I liked this book better before I read it — the distinguished black cover, with its thought-provoking illustration: the profile of a man’s head, in white, with a smaller, multicolored profile inside, superimposed by a black labyrinth. It’s all so perfectly 1958 (the year The Undiscovered Self — a delighting title! — was released)! But the book itself is basically an acidulous, slightly paranoid attack on Communism, tinged with a faint apology for Jung’s onetime support of the Nazis.
In 1958, Science and Progress were unstoppable, creating a monolithic state. Opening the book at random:
Whereas the man of today can easily think about and understand all the "truths" dished out to him by the State, his understanding of religion is made considerably more difficult owing to the lack of explanations.

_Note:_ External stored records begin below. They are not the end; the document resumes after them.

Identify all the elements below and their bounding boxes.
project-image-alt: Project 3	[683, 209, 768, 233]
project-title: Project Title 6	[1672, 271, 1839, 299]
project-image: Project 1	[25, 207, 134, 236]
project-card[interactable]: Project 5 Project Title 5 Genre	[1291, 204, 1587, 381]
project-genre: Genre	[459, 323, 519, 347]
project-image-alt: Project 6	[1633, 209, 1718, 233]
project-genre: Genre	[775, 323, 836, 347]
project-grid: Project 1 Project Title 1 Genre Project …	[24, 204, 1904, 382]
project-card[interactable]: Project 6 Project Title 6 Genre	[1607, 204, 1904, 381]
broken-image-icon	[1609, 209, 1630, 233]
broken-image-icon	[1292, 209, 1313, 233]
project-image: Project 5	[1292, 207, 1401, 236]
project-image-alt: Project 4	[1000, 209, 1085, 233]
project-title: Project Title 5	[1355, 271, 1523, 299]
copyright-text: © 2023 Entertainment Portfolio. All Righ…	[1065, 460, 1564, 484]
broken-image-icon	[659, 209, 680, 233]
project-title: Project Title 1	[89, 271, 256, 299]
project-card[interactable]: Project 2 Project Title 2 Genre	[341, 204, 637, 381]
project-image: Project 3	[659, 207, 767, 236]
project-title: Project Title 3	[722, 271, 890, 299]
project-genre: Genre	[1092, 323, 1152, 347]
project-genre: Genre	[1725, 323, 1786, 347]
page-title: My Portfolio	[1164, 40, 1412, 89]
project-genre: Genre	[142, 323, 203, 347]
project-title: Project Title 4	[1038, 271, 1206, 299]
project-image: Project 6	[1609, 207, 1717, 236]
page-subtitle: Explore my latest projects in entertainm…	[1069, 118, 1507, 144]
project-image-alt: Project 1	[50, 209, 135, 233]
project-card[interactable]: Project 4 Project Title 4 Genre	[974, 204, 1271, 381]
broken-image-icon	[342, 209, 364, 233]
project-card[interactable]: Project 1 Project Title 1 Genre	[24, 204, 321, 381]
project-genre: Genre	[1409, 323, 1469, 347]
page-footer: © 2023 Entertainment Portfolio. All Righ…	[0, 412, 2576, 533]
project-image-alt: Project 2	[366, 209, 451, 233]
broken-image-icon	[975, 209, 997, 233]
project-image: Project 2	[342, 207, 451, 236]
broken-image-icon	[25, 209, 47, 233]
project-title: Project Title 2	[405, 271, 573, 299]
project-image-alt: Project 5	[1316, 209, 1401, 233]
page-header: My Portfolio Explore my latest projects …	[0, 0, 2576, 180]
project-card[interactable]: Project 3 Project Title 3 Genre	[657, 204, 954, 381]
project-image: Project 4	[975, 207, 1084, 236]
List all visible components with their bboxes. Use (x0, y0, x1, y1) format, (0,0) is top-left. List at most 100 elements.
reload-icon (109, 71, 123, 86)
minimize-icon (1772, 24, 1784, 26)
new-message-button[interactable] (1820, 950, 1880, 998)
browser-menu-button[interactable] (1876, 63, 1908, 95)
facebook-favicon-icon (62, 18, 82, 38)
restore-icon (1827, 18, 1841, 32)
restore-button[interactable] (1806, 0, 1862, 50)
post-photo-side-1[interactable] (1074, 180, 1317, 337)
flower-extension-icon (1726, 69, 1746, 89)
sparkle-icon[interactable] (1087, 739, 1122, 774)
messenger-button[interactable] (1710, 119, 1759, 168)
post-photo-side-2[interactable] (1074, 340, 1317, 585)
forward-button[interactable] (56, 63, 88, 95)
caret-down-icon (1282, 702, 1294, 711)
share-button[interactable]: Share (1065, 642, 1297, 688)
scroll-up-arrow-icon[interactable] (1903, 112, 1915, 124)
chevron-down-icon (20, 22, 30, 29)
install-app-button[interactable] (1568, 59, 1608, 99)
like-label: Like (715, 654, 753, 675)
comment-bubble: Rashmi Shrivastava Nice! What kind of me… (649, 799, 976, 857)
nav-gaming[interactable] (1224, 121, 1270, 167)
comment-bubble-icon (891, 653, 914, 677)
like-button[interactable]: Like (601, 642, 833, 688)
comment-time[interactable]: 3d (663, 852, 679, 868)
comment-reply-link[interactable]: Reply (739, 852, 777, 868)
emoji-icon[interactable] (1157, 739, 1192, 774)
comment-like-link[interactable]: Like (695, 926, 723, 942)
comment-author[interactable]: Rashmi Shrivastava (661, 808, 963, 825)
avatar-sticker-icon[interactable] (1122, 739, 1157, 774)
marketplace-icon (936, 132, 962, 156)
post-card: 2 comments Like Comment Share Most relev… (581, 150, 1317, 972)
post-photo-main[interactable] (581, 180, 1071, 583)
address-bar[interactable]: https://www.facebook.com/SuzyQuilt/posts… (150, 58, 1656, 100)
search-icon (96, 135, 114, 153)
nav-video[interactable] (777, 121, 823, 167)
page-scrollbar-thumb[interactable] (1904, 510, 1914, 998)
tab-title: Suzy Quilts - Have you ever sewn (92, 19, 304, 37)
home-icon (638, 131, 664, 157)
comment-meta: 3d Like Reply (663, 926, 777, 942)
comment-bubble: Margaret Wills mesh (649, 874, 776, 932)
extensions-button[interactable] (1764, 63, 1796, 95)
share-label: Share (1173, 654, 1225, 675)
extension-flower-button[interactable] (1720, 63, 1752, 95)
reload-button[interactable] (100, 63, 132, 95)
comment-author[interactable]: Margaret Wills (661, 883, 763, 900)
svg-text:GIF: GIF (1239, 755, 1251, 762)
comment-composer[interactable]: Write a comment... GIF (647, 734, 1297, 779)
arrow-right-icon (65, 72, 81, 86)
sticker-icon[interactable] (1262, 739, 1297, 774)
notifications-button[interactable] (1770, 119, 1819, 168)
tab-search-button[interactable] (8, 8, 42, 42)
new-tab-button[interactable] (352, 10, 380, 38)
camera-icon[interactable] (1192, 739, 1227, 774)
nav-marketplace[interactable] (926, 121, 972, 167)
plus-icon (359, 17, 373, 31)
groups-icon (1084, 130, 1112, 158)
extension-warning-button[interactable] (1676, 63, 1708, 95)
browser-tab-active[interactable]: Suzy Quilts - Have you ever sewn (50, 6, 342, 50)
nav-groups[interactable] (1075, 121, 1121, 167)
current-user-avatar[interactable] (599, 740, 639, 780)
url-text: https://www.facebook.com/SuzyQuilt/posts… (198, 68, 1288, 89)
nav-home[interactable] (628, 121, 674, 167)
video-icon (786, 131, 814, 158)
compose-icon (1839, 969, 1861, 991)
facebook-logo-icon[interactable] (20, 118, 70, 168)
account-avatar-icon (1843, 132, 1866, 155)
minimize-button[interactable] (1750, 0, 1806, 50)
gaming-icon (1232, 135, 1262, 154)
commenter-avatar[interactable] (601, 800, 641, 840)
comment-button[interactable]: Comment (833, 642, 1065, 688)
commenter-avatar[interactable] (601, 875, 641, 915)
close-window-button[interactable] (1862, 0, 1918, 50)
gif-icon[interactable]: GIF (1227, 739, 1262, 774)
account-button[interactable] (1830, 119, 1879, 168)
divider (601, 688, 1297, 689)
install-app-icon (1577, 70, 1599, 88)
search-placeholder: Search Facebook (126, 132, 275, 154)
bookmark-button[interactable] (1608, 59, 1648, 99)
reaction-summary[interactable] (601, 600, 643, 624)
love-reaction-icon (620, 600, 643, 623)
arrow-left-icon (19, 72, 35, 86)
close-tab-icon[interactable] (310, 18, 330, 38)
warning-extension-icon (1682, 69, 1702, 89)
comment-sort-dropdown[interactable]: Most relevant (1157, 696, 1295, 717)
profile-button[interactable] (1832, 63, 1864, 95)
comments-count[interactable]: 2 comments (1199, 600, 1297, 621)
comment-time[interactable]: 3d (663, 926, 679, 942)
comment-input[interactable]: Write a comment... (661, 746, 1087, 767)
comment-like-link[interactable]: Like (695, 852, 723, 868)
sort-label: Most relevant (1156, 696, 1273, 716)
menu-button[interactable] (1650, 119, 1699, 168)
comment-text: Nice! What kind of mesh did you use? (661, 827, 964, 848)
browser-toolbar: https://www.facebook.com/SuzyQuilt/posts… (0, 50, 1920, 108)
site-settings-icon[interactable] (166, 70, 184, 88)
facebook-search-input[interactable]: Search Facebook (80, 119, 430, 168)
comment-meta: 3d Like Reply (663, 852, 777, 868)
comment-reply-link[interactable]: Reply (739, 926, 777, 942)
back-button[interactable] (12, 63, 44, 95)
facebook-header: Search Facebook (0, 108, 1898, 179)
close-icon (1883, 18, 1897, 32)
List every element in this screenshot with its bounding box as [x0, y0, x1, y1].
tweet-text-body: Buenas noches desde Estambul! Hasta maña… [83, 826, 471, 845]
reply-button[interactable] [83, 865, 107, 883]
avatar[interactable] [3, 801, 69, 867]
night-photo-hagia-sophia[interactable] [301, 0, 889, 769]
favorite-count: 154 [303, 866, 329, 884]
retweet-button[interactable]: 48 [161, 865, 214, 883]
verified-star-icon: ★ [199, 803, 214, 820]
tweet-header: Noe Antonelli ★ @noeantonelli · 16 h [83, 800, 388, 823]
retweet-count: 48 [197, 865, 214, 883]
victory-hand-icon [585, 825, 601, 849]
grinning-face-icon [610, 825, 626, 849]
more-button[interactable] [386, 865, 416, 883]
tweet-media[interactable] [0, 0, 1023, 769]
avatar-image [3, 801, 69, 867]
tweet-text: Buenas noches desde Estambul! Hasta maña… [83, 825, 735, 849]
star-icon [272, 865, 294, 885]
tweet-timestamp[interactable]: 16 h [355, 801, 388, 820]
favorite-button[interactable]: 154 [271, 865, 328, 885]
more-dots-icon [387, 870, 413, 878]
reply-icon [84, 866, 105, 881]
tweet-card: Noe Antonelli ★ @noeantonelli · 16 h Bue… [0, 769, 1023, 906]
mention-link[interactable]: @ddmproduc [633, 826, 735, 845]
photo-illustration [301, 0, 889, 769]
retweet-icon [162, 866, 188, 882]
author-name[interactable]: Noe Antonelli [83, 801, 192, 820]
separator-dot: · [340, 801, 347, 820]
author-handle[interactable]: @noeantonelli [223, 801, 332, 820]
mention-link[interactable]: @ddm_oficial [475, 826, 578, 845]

You can thank R.F.C. Hull for that flat-footed translation — or possibly the aging Carl Jung for the prose itself. (He died in 1961.) Incidentally, that passage I just quoted was highlighted in blue by the nameless previous owner of my copy (a nice Mentor paperback). This highlighting fool got started on the very first page, when the book is described, under the headline "Prescription for Salvation." She (or he) underlined:
Dr. Jung affirmed that the survival of our civilization might well depend upon closing the widening gulf between the conscious and unconscious aspects of the human psyche.
The problem is that — as that first, random quotation implied — the "unconscious" turns out to basically mean Christianity.
Jung was not much of a prophet. Ten years after this book, the vast and monolithic state began to wither, replaced by niche-marketing, Hippies, libertarian Republicans and Jesus freaks. The Age of Ideology was over, replaced by the Age of Entrepreneurial Snack Bars. No longer was this passage true:
The bigger the crowd the more negligible the individual becomes. But if the individual, overwhelmed by the sense of his own puniness and impotence, should feel that his life has lost its meaning — which, after all, is not identical with public welfare and higher standards of living — then he is already on the road to State slavery and, without knowing or wanting it, has become its proselyte.
Farewell, State slavery! Hello, Starbucks!